At the beginning of the year 1666, Sabbatai left Smyrna for Istanbul (the Ottoman Empire's capital, then known in the Christian West as Constantinople.) He may have been forced to do so by city officials or hoped for a miracle in the Turkish capital. Nathan Ghazzati had prophesied that Sabbatai would place the sultan's crown on his own head. However, the grand vizier, Ahmed Köprülü, ordered Sabbatai's immediate arrest upon arrival and had him imprisoned, maybe to avoid any doubts among local and foreign observers of the imperial court as to the mettle of state power still wielded by the Turkish Sultanate and by the Sultan himself.

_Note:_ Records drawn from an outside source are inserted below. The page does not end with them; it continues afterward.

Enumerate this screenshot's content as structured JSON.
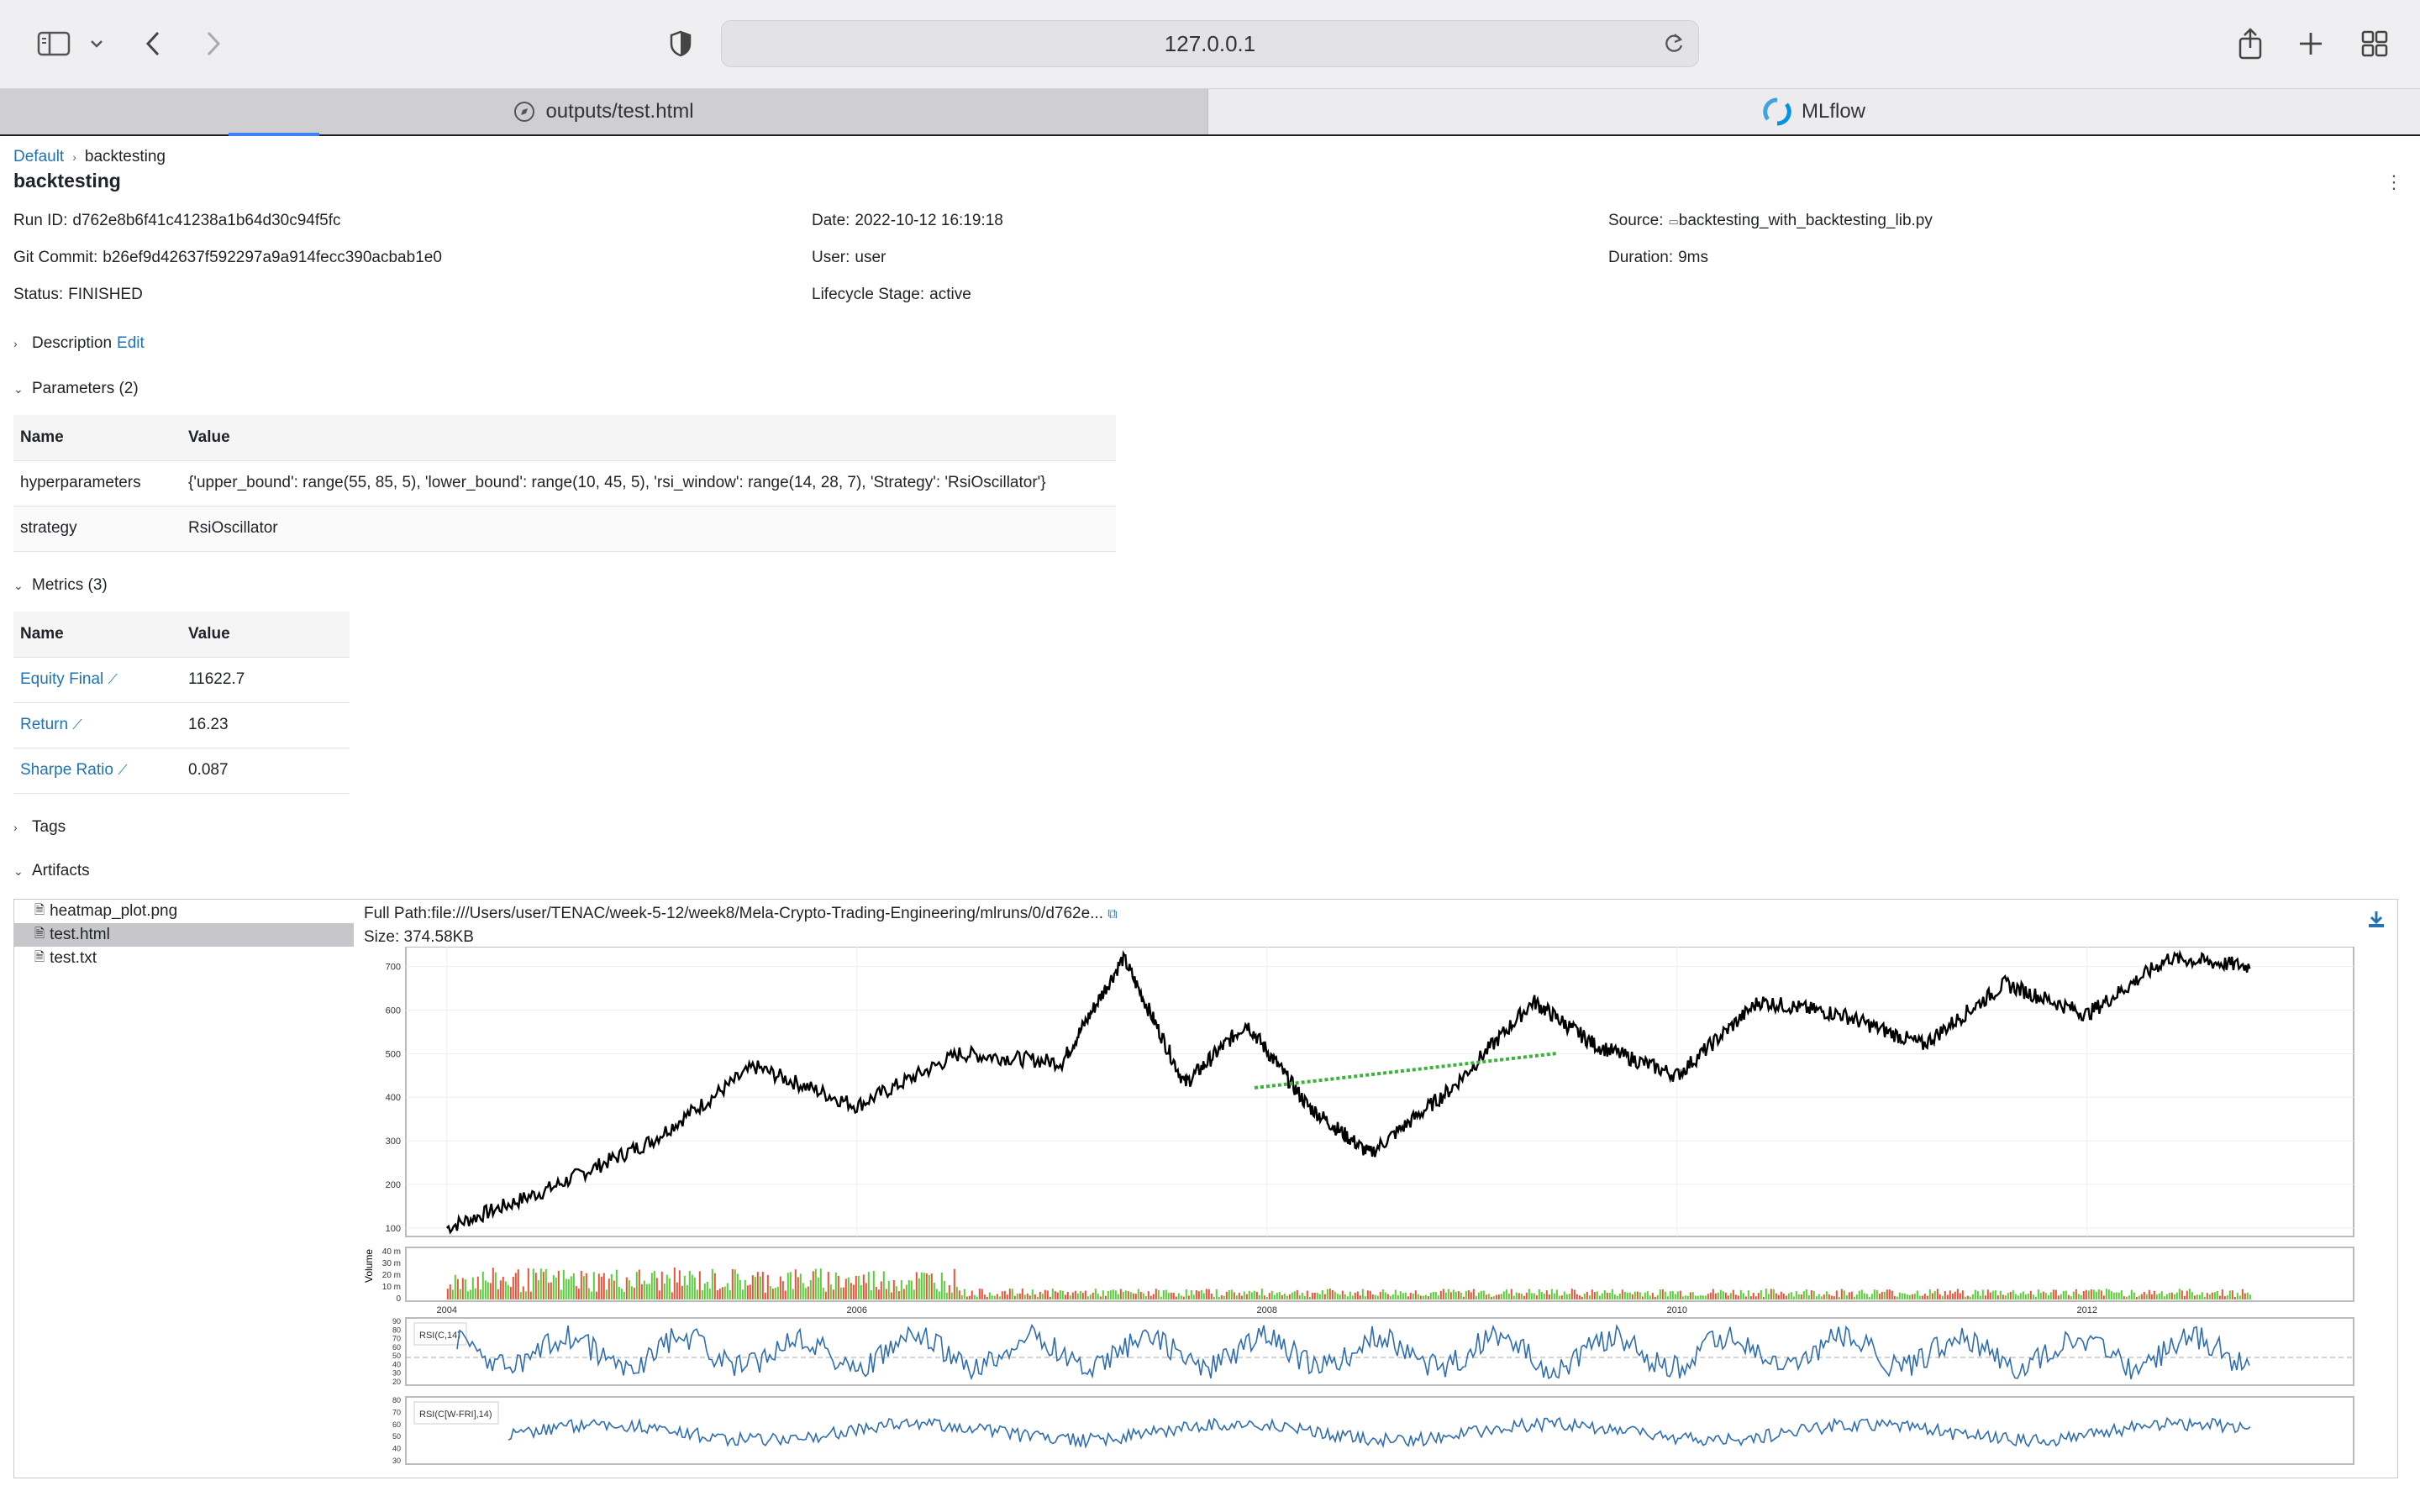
{
  "browser": {
    "url": "127.0.0.1",
    "tabs": [
      {
        "label": "outputs/test.html"
      },
      {
        "label": "MLflow"
      }
    ]
  },
  "breadcrumb": {
    "root": "Default",
    "current": "backtesting"
  },
  "run": {
    "title": "backtesting",
    "run_id_label": "Run ID:",
    "run_id": "d762e8b6f41c41238a1b64d30c94f5fc",
    "git_commit_label": "Git Commit:",
    "git_commit": "b26ef9d42637f592297a9a914fecc390acbab1e0",
    "status_label": "Status:",
    "status": "FINISHED",
    "date_label": "Date:",
    "date": "2022-10-12 16:19:18",
    "user_label": "User:",
    "user": "user",
    "lifecycle_label": "Lifecycle Stage:",
    "lifecycle": "active",
    "source_label": "Source:",
    "source": "backtesting_with_backtesting_lib.py",
    "duration_label": "Duration:",
    "duration": "9ms"
  },
  "sections": {
    "description": "Description",
    "edit": "Edit",
    "parameters": "Parameters (2)",
    "metrics": "Metrics (3)",
    "tags": "Tags",
    "artifacts": "Artifacts"
  },
  "parameters": {
    "headers": [
      "Name",
      "Value"
    ],
    "rows": [
      {
        "name": "hyperparameters",
        "value": "{'upper_bound': range(55, 85, 5), 'lower_bound': range(10, 45, 5), 'rsi_window': range(14, 28, 7), 'Strategy': 'RsiOscillator'}"
      },
      {
        "name": "strategy",
        "value": "RsiOscillator"
      }
    ]
  },
  "metrics": {
    "headers": [
      "Name",
      "Value"
    ],
    "rows": [
      {
        "name": "Equity Final",
        "value": "11622.7"
      },
      {
        "name": "Return",
        "value": "16.23"
      },
      {
        "name": "Sharpe Ratio",
        "value": "0.087"
      }
    ]
  },
  "artifacts": {
    "files": [
      "heatmap_plot.png",
      "test.html",
      "test.txt"
    ],
    "selected": "test.html",
    "full_path": "Full Path:file:///Users/user/TENAC/week-5-12/week8/Mela-Crypto-Trading-Engineering/mlruns/0/d762e...",
    "size": "Size: 374.58KB"
  },
  "chart_data": {
    "type": "line",
    "price_axis": {
      "ticks": [
        "700",
        "600",
        "500",
        "400",
        "300",
        "200",
        "100"
      ],
      "ylim": [
        90,
        730
      ]
    },
    "x_ticks": [
      "2004",
      "2006",
      "2008",
      "2010",
      "2012"
    ],
    "price_series": {
      "x": [
        2004.0,
        2004.5,
        2005.0,
        2005.5,
        2006.0,
        2006.5,
        2007.0,
        2007.3,
        2007.6,
        2007.9,
        2008.2,
        2008.5,
        2008.9,
        2009.3,
        2009.6,
        2010.0,
        2010.4,
        2010.8,
        2011.2,
        2011.6,
        2012.0,
        2012.4,
        2012.8
      ],
      "y": [
        100,
        190,
        300,
        470,
        380,
        500,
        480,
        720,
        430,
        570,
        380,
        270,
        420,
        620,
        520,
        450,
        620,
        590,
        520,
        660,
        590,
        720,
        700
      ]
    },
    "volume_axis": {
      "label": "Volume",
      "ticks": [
        "40 m",
        "30 m",
        "20 m",
        "10 m",
        "0"
      ]
    },
    "rsi1": {
      "label": "RSI(C,14)",
      "ticks": [
        "90",
        "80",
        "70",
        "60",
        "50",
        "40",
        "30",
        "20"
      ]
    },
    "rsi2": {
      "label": "RSI(C[W-FRI],14)",
      "ticks": [
        "80",
        "70",
        "60",
        "50",
        "40",
        "30"
      ]
    }
  }
}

Sabbatai's imprisonment had no discouraging effect either on him or on his followers at this initial stage. The lenient treatment to which he was subjected in prison, which may have been secured by means of bribes, seems to have rather strengthened his immediate circle of followers in their messianic beliefs. In the meantime also, all sorts of fabulous reports concerning the miraculous deeds which "the Messiah" was performing in the Turkish capital were spread by Ghazzati and Primo among the Jews of Smyrna and in many other communities, and the messianic expectations in the Jewish diasporas seem to have raised initially to a still higher pitch with the move to the capital of the Empire.